Candice Wiggins called her experience playing in the WNBA "toxic," a major reason the former No. 3 draft pick says she abruptly retired at age 29 last year.
In an interview with The San Diego Union-Tribune published Monday, Wiggins called the culture in the league "very, very harmful" and said she was targeted throughout her eight-year career for being both heterosexual and popular nationally.
"I wanted to play two more seasons of WNBA, but the experience didn't lend itself to my mental state," Wiggins told the newspaper. "It was a depressing state in the WNBA. It's not watched. Our value is diminished. It can be quite hard. I didn't like the culture inside the WNBA, and without revealing too much, it was toxic for me. ... My spirit was being broken."
Wiggins said she was treated poorly by a majority of players in the league from the day she was drafted by the Minnesota Lynx in 2008 after a notable career at Stanford.
"Me being heterosexual and straight and being vocal in my identity as a straight woman was huge," Wiggins told the Union-Tribune. "I would say 98 percent of the women in the WNBA are gay women. It was a conformist type of place. There was a whole different set of rules they [the other players] could apply."
In a follow-up interview with The San Diego Union-Tribune on Tuesday, Wiggins said she meant to use the 98 percent figure as an illustration rather than fact.
There is no published data on the number of gay players in the league.
After multiple attempts to obtain a statement from the WNBA, a spokesman said the league would not be commenting on Wiggins' allegations at this time.
"People were deliberately trying to hurt me all of the time," Wiggins said. "I had never been called the B-word so many times in my life than I was in my rookie season. I'd never been thrown to the ground so much. The message was: 'We want you to know we don't like you.'"
Los Angeles Sparks forward and WNBA Players Association president Nneka Ogwumike said in a statement that the allegations should be "taken seriously."

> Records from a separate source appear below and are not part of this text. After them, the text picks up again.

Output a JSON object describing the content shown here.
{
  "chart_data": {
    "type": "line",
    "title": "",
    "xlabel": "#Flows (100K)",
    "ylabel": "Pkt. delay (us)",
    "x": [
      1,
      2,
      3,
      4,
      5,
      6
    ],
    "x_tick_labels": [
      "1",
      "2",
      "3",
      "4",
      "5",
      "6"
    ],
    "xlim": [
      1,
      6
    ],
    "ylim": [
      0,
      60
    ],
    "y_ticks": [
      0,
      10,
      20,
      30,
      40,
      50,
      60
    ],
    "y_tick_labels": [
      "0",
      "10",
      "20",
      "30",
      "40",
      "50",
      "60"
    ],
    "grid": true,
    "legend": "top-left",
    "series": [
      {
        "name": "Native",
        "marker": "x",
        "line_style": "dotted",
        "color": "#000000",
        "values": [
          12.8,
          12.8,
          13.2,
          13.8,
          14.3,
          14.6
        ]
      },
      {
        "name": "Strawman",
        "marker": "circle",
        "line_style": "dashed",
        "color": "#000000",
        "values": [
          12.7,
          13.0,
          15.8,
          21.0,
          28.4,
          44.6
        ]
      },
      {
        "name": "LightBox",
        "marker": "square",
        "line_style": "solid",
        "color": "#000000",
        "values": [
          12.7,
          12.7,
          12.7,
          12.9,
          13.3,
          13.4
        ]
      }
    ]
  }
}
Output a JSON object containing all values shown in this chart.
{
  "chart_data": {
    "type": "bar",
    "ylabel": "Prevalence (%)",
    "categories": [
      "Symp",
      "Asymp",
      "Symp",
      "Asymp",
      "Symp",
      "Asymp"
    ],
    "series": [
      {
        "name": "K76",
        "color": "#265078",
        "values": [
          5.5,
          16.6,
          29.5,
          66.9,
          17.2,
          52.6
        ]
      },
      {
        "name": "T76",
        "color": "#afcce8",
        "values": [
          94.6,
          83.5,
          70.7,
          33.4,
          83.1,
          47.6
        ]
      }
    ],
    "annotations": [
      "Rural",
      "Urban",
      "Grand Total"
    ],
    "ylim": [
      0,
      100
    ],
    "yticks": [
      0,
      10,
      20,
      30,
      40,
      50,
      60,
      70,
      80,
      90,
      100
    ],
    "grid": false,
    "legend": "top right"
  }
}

"Whether one agrees or disagrees with the comments made recently by a former player, or whether one has seen or experienced anything like what she has described, anything that impacts an inclusive culture should be taken seriously," Ogwumike said.
Chicago Sky center Imani Boyette wrote an open letter to Wiggins on her website, saying Wiggins' claims were a damaging reinforcement of stereotypes.
"Do you understand what you've done? You've reinforced unfair stereotypes," Boyette wrote. "A person's orientation is their own and their business. Now, because of your article, it is no longer out of bounds to ask WNBA players about their sexuality. Do they ask any male stars in the NBA about their sexuality? Is it even a conversation?"
Boyette is married to University of Texas defensive lineman Paul Boyette Jr.
Wiggins went on to play for Tulsa, Los Angeles and New York after five seasons in Minnesota. She called her experience playing abroad when the WNBA was out of season "incredible" and something that made her stronger.
"I want you to understand this: There are no enemies in my life," Wiggins told the newspaper on Tuesday. "Everyone is forgiven. At the end of the day, it made me stronger. If I had not had this experience, I wouldn't be as tough as I am.
"I try to be really sensitive. I'm not trying to crush anyone's dreams or aspirations, or the dreams of the WNBA. I want things to be great, but at the same time it's important for me to be honest in my reflections."
Wiggins told the Union-Tribune that she is writing an autobiography about her experiences in the WNBA. She also is training to become a pro beach volleyball player.